Smart cities are perhaps not quite as presumptuous as smart growth. The idea deals primarily with making city governmental decisions better informed with real-time information. But it still has the mental model of a set of people at a centralized control center dispatching services, rather than decentralized agents within the city making localized decision. It's selling to the bosses not the workers. It is the same vision transport people had when promoting many of the components of Intelligent Transportation Systems, except moreso. [And people in the transport field have been using sensors (loop detectors, cameras, and the like for decades now, only recently is it called 'Big Data'.]
It may be that city services would improve if they were more centralized and better informed. The struggle between centralization and decentralization is a common theme, and there is no universal answer. But I have the feeling the benefits are overblown. What specific information are cities lacking that this provides? Certainly digitizing paper records in standardized formats is a step forward. But does the control center add value? How much, and how does that compare with costs.
Traffic control can certainly benefit from better algorithms, but it is not clear they need to be centralized. This research from Carnegie-Mellon argues for decentralized approaches. I suspect the same is true in many other areas considered for the Smart Cities treatment. Now it is certainly smart to use information better and reduce travel time. But that is not the centralized model that is being pitched by the Smart Cities crowd.
Think about smart cars. These might be connected or they might be autonomous. As I note in a recent post, it is more important they are autonomous than they are connected.
In 2009 I posted Dumb search engines, dumb roads, simple cars. It was short, so I quote in full:
From the blog Unqualified Reservations (via Daring Fireball) Wolfram Alpha and hubristic user interfaces
“… control interfaces must not be intelligent. Briefly, intelligent user interfaces should be limited to applications in which the user does not expect to control the behavior of the product. If the product is used as a tool, its interface should be as unintelligent as possible. Stupid is predictable; predictable is learnable; learnable is usable.”
This applies as much to search engines as it does to transportation. Are you listening designers of ITS applications?

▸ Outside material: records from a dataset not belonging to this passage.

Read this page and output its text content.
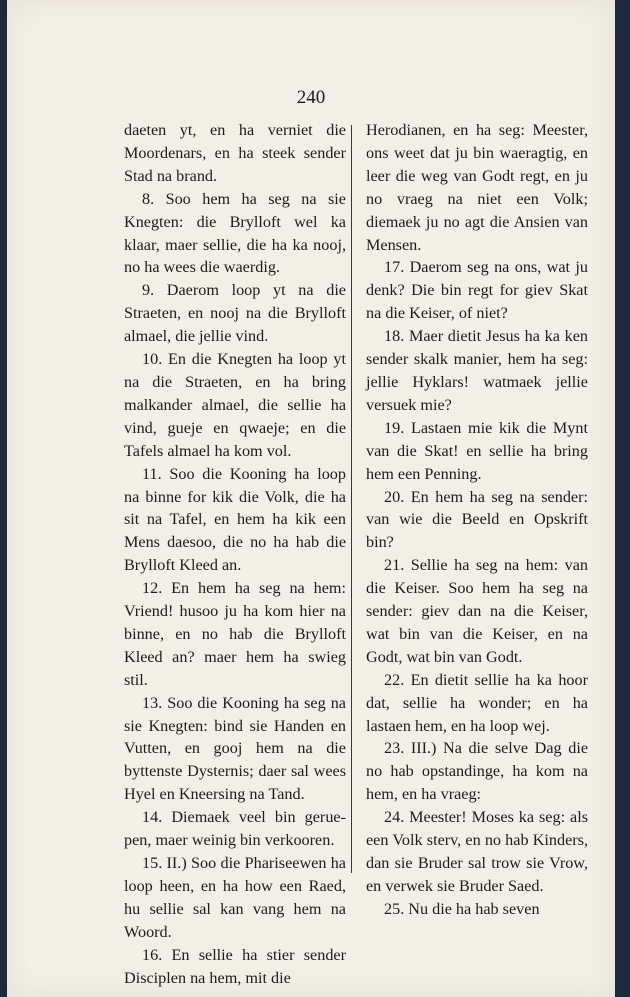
240

daeten yt, en ha verniet die Moordenars, en ha steek sender Stad na brand.

8. Soo hem ha seg na sie Knegten: die Brylloft wel ka klaar, maer sellie, die ha ka nooj, no ha wees die waerdig.

9. Daerom loop yt na die Straeten, en nooj na die Brylloft almael, die jellie vind.

10. En die Knegten ha loop yt na die Straeten, en ha bring malkander almael, die sellie ha vind, gueje en qwaeje; en die Tafels almael ha kom vol.

11. Soo die Kooning ha loop na binne for kik die Volk, die ha sit na Tafel, en hem ha kik een Mens daesoo, die no ha hab die Brylloft Kleed an.

12. En hem ha seg na hem: Vriend! husoo ju ha kom hier na binne, en no hab die Brylloft Kleed an? maer hem ha swieg stil.

13. Soo die Kooning ha seg na sie Knegten: bind sie Handen en Vutten, en gooj hem na die byttenste Dysternis; daer sal wees Hyel en Kneersing na Tand.

14. Diemaek veel bin geruepen, maer weinig bin verkooren.

15. II.) Soo die Phariseewen ha loop heen, en ha how een Raed, hu sellie sal kan vang hem na Woord.

16. En sellie ha stier sender Disciplen na hem, mit die

Herodianen, en ha seg: Meester, ons weet dat ju bin waeragtig, en leer die weg van Godt regt, en ju no vraeg na niet een Volk; diemaek ju no agt die Ansien van Mensen.

17. Daerom seg na ons, wat ju denk? Die bin regt for giev Skat na die Keiser, of niet?

18. Maer dietit Jesus ha ka ken sender skalk manier, hem ha seg: jellie Hyklars! watmaek jellie versuek mie?

19. Lastaen mie kik die Mynt van die Skat! en sellie ha bring hem een Penning.

20. En hem ha seg na sender: van wie die Beeld en Opskrift bin?

21. Sellie ha seg na hem: van die Keiser. Soo hem ha seg na sender: giev dan na die Keiser, wat bin van die Keiser, en na Godt, wat bin van Godt.

22. En dietit sellie ha ka hoor dat, sellie ha wonder; en ha lastaen hem, en ha loop wej.

23. III.) Na die selve Dag die no hab opstandinge, ha kom na hem, en ha vraeg:

24. Meester! Moses ka seg: als een Volk sterv, en no hab Kinders, dan sie Bruder sal trow sie Vrow, en verwek sie Bruder Saed.

25. Nu die ha hab seven
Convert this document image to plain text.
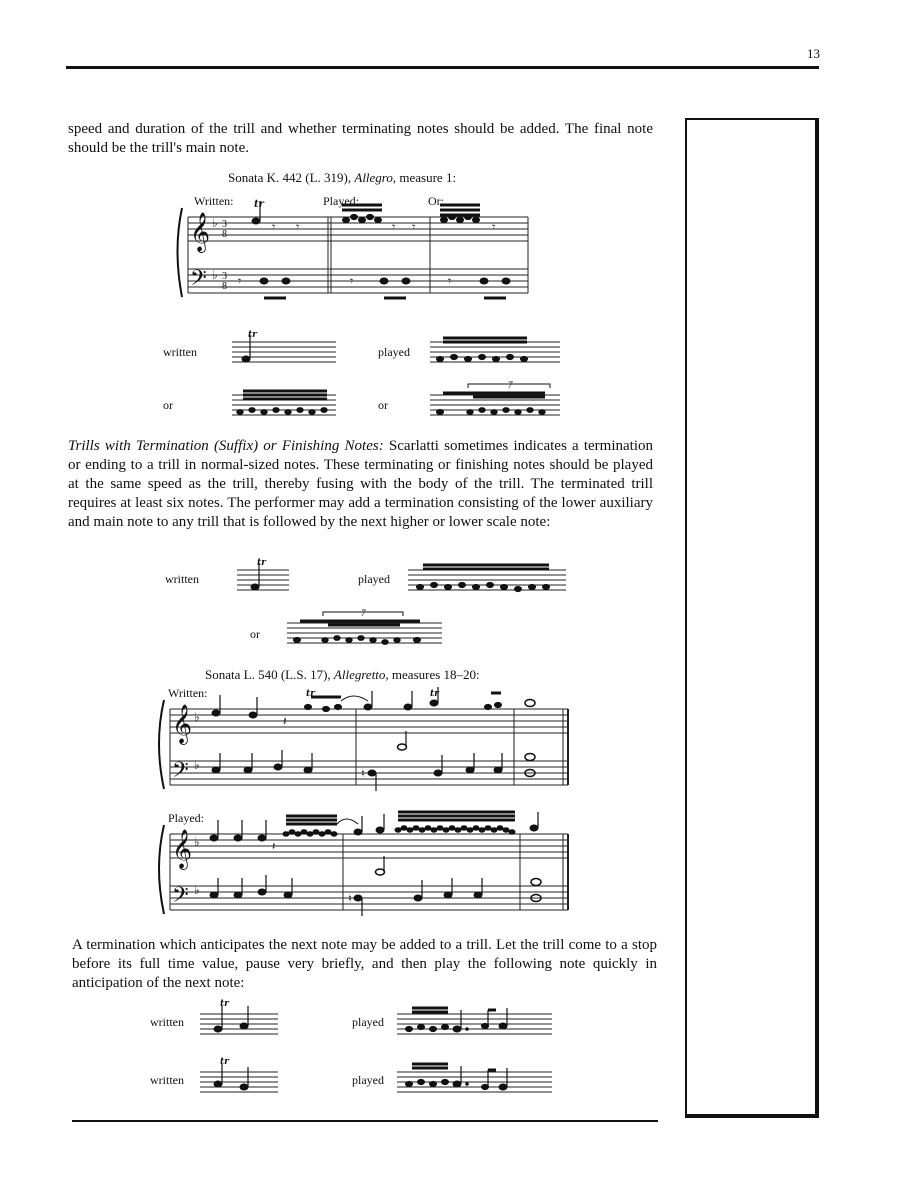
13

speed and duration of the trill and whether terminating notes should be added. The final note should be the trill's main note.

Sonata K. 442 (L. 319), Allegro, measure 1:
Written:	Played:	Or:
𝄞
𝄢
♭
♭
3
8
3
8
tr
𝄾 𝄾	𝄾 𝄾	𝄾
𝄾	𝄾	𝄾
written
tr
played
or	or
7

Trills with Termination (Suffix) or Finishing Notes: Scarlatti sometimes indicates a termination or ending to a trill in normal-sized notes. These terminating or finishing notes should be played at the same speed as the trill, thereby fusing with the body of the trill. The terminated trill requires at least six notes. The performer may add a termination consisting of the lower auxiliary and main note to any trill that is followed by the next higher or lower scale note:

written
tr
played
or
7
Sonata L. 540 (L.S. 17), Allegretto, measures 18–20:
Written:
𝄞
𝄢
♭
♭
𝄽
tr	tr
♮
Played:
𝄞
𝄢
♭
♭
𝄽
♮

A termination which anticipates the next note may be added to a trill. Let the trill come to a stop before its full time value, pause very briefly, and then play the following note quickly in anticipation of the next note:

written
tr
played
written
tr
played
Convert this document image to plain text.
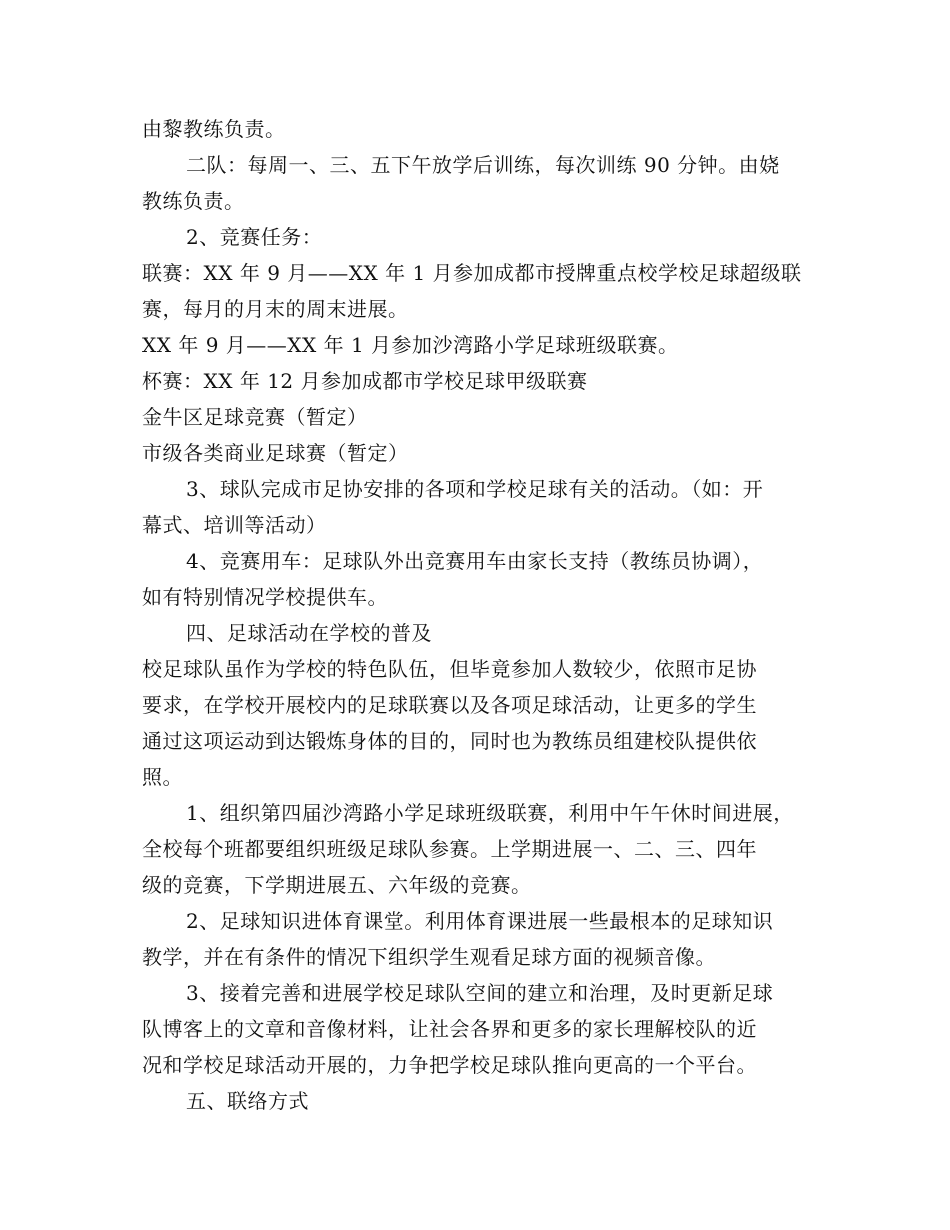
由黎教练负责。
二队：每周一、三、五下午放学后训练，每次训练 90 分钟。由娆
教练负责。
2、竞赛任务：
联赛：XX 年 9 月——XX 年 1 月参加成都市授牌重点校学校足球超级联
赛，每月的月末的周末进展。
XX 年 9 月——XX 年 1 月参加沙湾路小学足球班级联赛。
杯赛：XX 年 12 月参加成都市学校足球甲级联赛
金牛区足球竞赛（暂定）
市级各类商业足球赛（暂定）
3、球队完成市足协安排的各项和学校足球有关的活动。（如：开
幕式、培训等活动）
4、竞赛用车：足球队外出竞赛用车由家长支持（教练员协调），
如有特别情况学校提供车。
四、足球活动在学校的普及
校足球队虽作为学校的特色队伍，但毕竟参加人数较少，依照市足协
要求，在学校开展校内的足球联赛以及各项足球活动，让更多的学生
通过这项运动到达锻炼身体的目的，同时也为教练员组建校队提供依
照。
1、组织第四届沙湾路小学足球班级联赛，利用中午午休时间进展，
全校每个班都要组织班级足球队参赛。上学期进展一、二、三、四年
级的竞赛，下学期进展五、六年级的竞赛。
2、足球知识进体育课堂。利用体育课进展一些最根本的足球知识
教学，并在有条件的情况下组织学生观看足球方面的视频音像。
3、接着完善和进展学校足球队空间的建立和治理，及时更新足球
队博客上的文章和音像材料，让社会各界和更多的家长理解校队的近
况和学校足球活动开展的，力争把学校足球队推向更高的一个平台。
五、联络方式
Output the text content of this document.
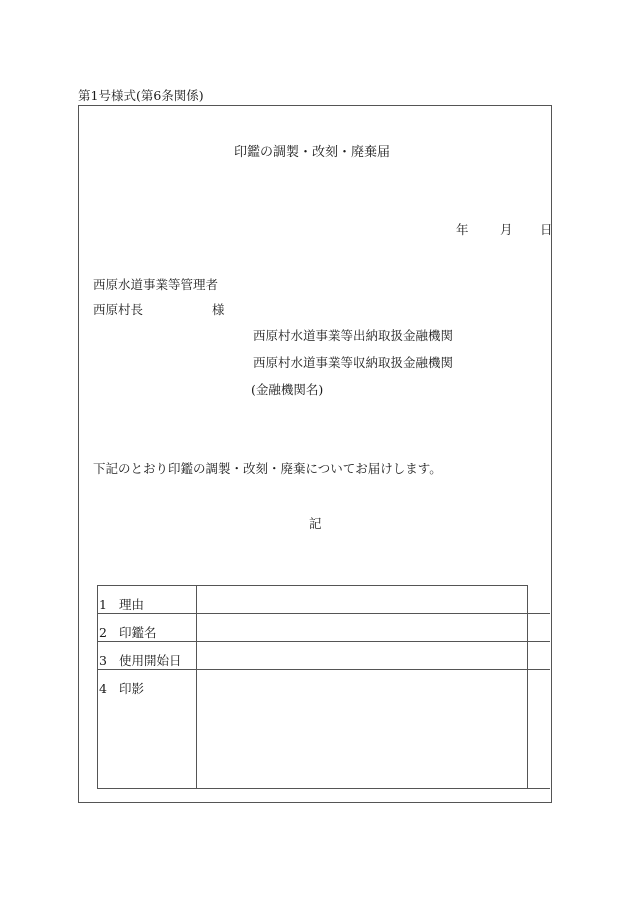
第1号様式(第6条関係)
印鑑の調製・改刻・廃棄届
年	月 日
西原水道事業等管理者
西原村長	様
西原村水道事業等出納取扱金融機関
西原村水道事業等収納取扱金融機関
(金融機関名)
下記のとおり印鑑の調製・改刻・廃棄についてお届けします。
記
1 理由		
2 印鑑名		
3 使用開始日		
4 印影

The key is for everyone to be as modest as possible, price what needs to be priced, and let actors be as autonomous and decentralized as possible in making decisions given the information about the relevant prices and their own missions and objectives. This is smart, though I would frame it as smart prices, dumb agents. It is not about more information being centralized so the putative decision maker can rationally allocate resources. It is about people optimizing locally with appropriate taxes for externalities and public services, as prices ensure they consider the costs they otherwise would not bear.
Now this might not answer the original question at the top of the post, which basically wanted to know why planners weren't getting credit for the things planners have been advocating for decades. The answer to that is planners don't have the marketing capacity of the White House, IBM, Xerox, and other players entering this space.